LondonGirl83 · 13/10/2022 20:43

@JennyForeigner2 these are two separate points.

  1. all things being equal on average a private school pupil with get better grades than a state school pupil. Once both are getting the same education, two pupils of the same ability will get the same grades at university. This doesn’t mean private school pupils are below average at all but is a like for like comparison of students of the same ability.
  2. the average ability in the private sector is higher than the general population. This is borne out by cognitive ability testing data normalised against both cohorts

So private schools take children on average who are brighter and get them better results than they would have gotten in state school even when factoring that in.

LondonGirl83 · 13/10/2022 20:47

@Sigma33 its not selection inflating grades necessarily. UCL research suggests it’s the additional resources in the private sector.

Of course there are comps and grammars with huge value add scores that are wonderful and privates that are mediocre. I’m just talking statistical averages.

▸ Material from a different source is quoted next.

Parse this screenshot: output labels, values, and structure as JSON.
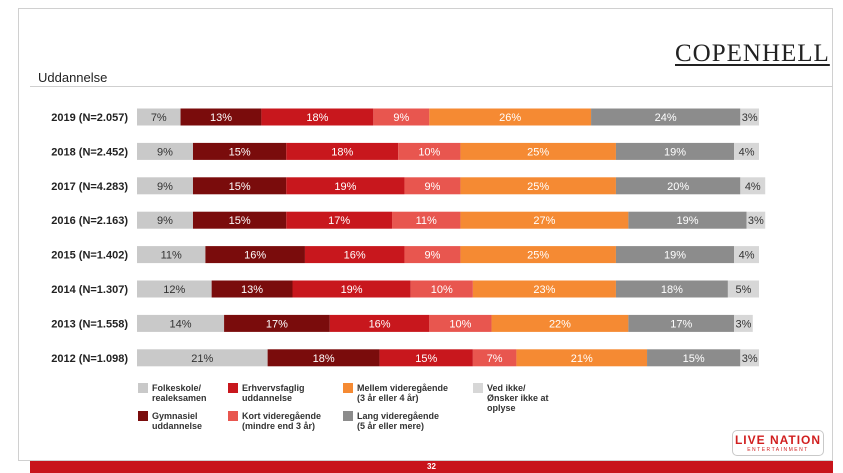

Sigma33 · 13/10/2022 20:52

LondonGirl83 · 13/10/2022 20:47

@Sigma33 its not selection inflating grades necessarily. UCL research suggests it’s the additional resources in the private sector.

Of course there are comps and grammars with huge value add scores that are wonderful and privates that are mediocre. I’m just talking statistical averages.

So of course you support universities taking those additional resources into account when offering places?